The docker file with the command: docker run -it -p 50051:50051 helloapp
FROM node:carbon
# Create app directory
WORKDIR /usr/src/appnpm
COPY package.json .
COPY package-lock.json .
RUN npm install
COPY . .
CMD npm start
However, when I'm deploying the server with kubernetes (again, the client isnt run within a container) I'm not able to connect.
The yaml file is as follows:
apiVersion: apps/v1
kind: Deployment
metadata:
name: helloapp
spec:
replicas: 1
selector:
matchLabels:
app: helloapp
strategy: {}
template:
metadata:
labels:
app: helloapp
spec:
containers:
image: isolatedsushi/helloapp
name: helloapp
ports:
- containerPort: 50051
name: helloapp
resources: {}
status: {}
---
apiVersion: v1
kind: Service
metadata:
name: helloservice
spec:
selector:
app: helloapp
ports:
- name: grpc
port: 50051
targetPort: 50051
The deployment and the service start up just fine
kubectl get svc
NAME TYPE CLUSTER-IP EXTERNAL-IP PORT(S) AGE
helloservice ClusterIP 10.105.11.22 <none> 50051/TCP 17s
kubectl get pods
NAME READY STATUS RESTARTS AGE
helloapp-dbdfffb-brvdn 1/1 Running 0 45s
But when I run the client it can't reach the server.
Any ideas what I'm doing wrong?
Upvotes: 3
Views: 5622
Reputation: 8840
As mentioned in comments
If you have exposed your service as ClusterIP it's visible only internally in the cluster, if you wan't to expose your service externally you have to use either nodePort or LoadBalancer.
Publishing Services (ServiceTypes)
For some parts of your application (for example, frontends) you may want to expose a Service onto an external IP address, that's outside of your cluster. Kubernetes ServiceTypes allow you to specify what kind of Service you want. The default is ClusterIP.
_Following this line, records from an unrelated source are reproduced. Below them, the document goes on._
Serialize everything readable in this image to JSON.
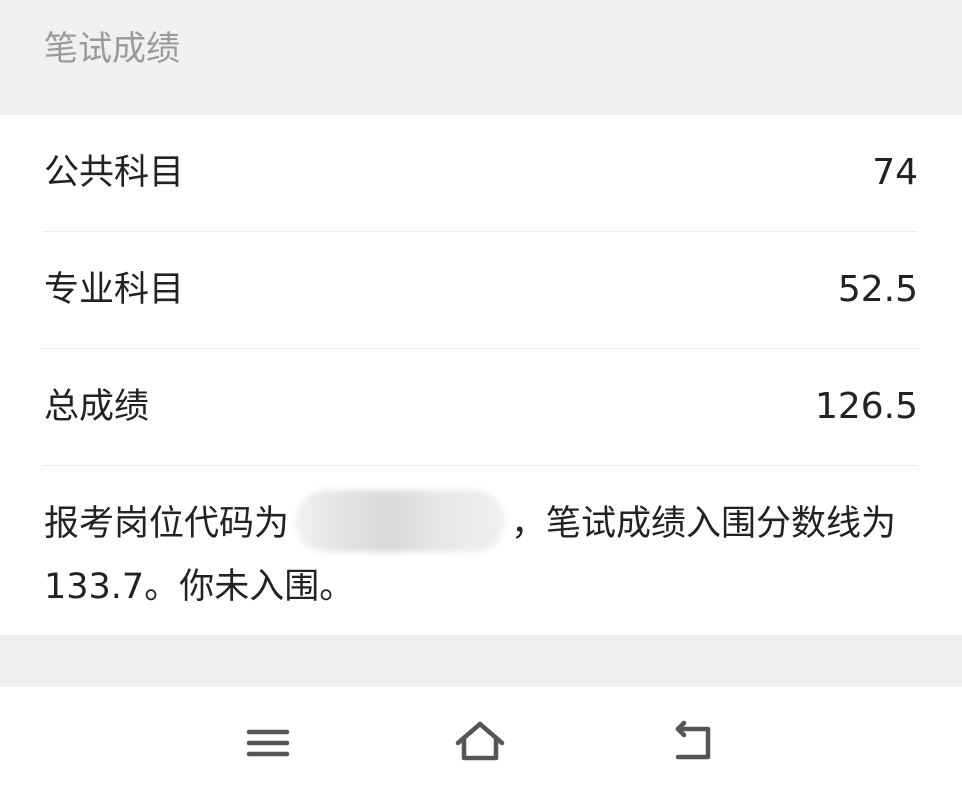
{
  "section": {
    "title": "笔试成绩"
  },
  "scores": [
    {
      "label": "公共科目",
      "value": "74"
    },
    {
      "label": "专业科目",
      "value": "52.5"
    },
    {
      "label": "总成绩",
      "value": "126.5"
    }
  ],
  "result": {
    "prefix": "报考岗位代码为",
    "suffix": "，笔试成绩入围分数线为133.7。你未入围。"
  },
  "nav": {
    "icons": [
      "menu-icon",
      "home-icon",
      "back-icon"
    ]
  }
}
Type values and their behaviors are:
ClusterIP: Exposes the Service on a cluster-internal IP. Choosing this value makes the Service only reachable from within the cluster. This is the default ServiceType.
NodePort: Exposes the Service on each Node's IP at a static port (the NodePort). A ClusterIP Service, to which the NodePort Service routes, is automatically created. You'll be able to contact the NodePort Service, from outside the cluster, by requesting :.
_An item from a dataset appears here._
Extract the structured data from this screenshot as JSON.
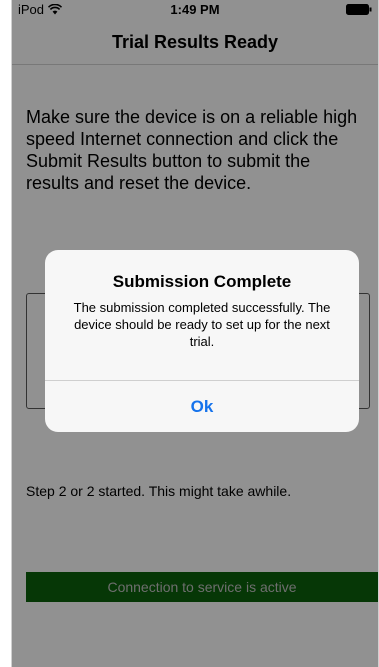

LoadBalancer: Exposes the Service externally using a cloud provider's load balancer. NodePort and ClusterIP Services, to which the external load balancer routes, are automatically created.
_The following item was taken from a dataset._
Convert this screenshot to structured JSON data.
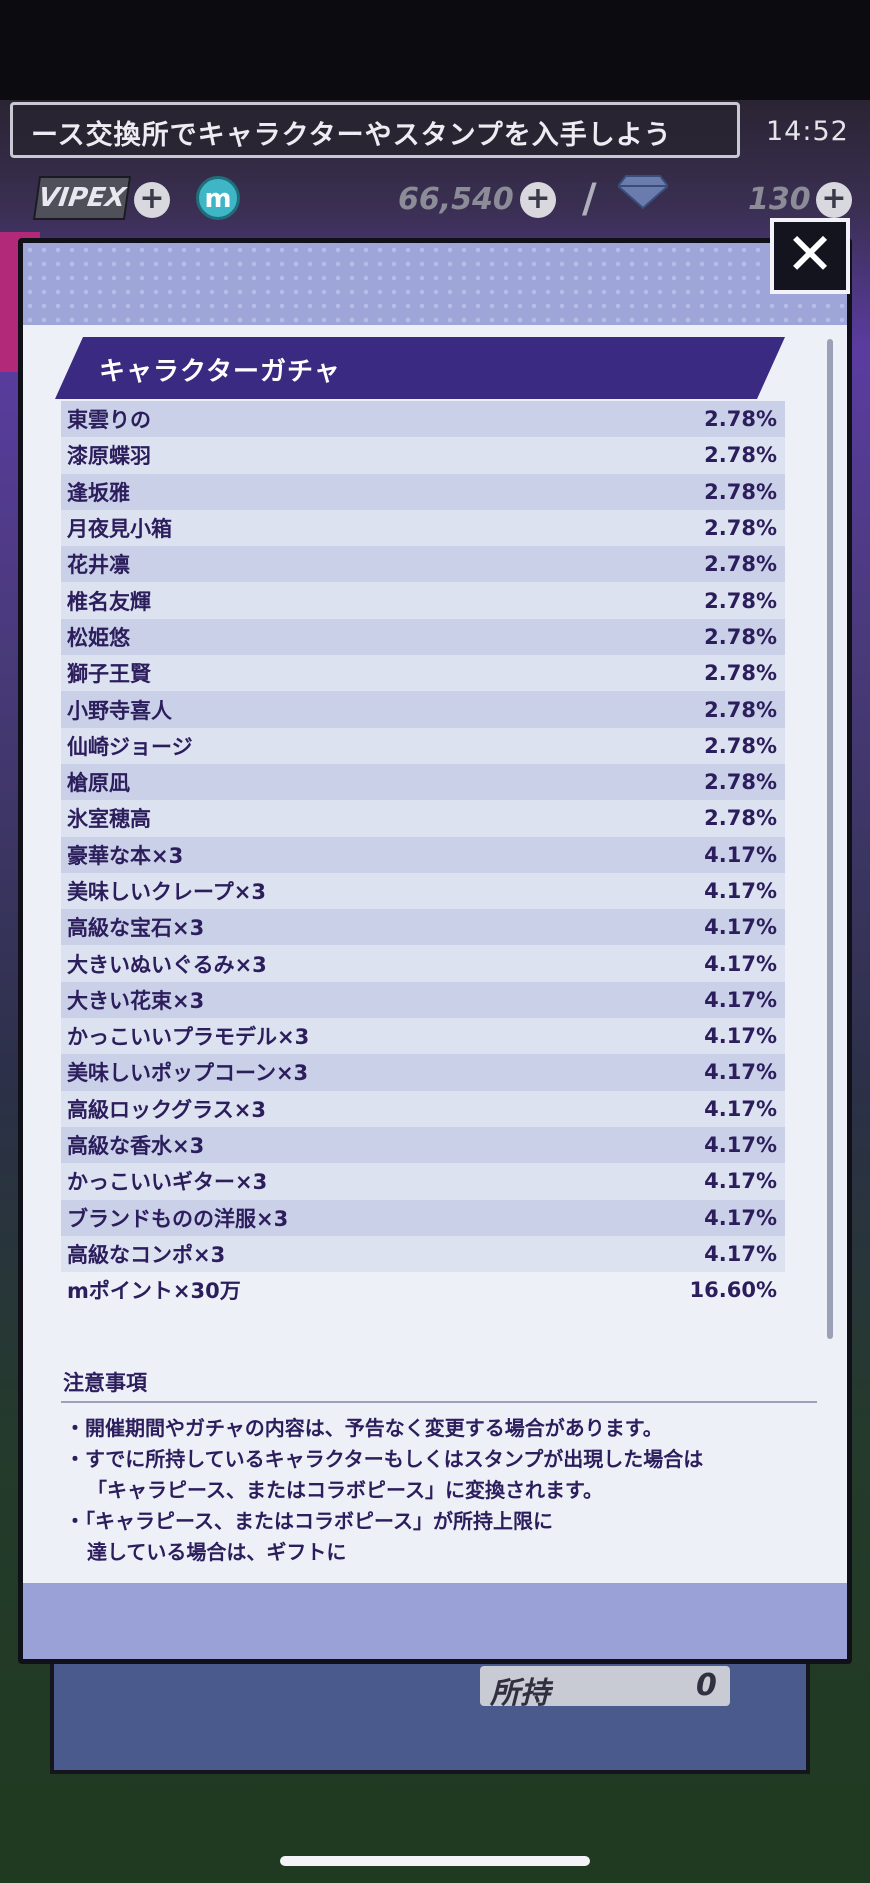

ExternalName: Maps the Service to the contents of the externalName field (e.g. foo.bar.example.com), by returning a CNAME record with its value. No proxying of any kind is set up.
Related documentation about that.
With minikube you can achieve that with minikube service
command.
There is documentation about minikube service and there is an example.
As mentioned here by @murgatroid99
The gRPC library does not recognize the https:// scheme for addresses, so that target name will cause it to try to resolve the wrong name. You should instead use grpc-server-xxx.com:9090 or dns:grpc-server-xxx.com:9090 or dns:///grpc-server-xxx.com:9090. More detailed information about how gRPC interprets channel target names can be found in this documentation page.
As it does not recognize https I assume it's the same for http, so it's not possible.
Additionally as @IsolatedSushi mentioned
It also works when I portforward with the command
kubectl -n hellospace port-forward svc/helloservice 8080:50051
As mentioned here
Kubectl port-forward allows you to access and interact with internal Kubernetes cluster processes from your localhost. You can use this method to investigate issues and adjust your services locally without the need to expose them beforehand.
There is an example in documentation.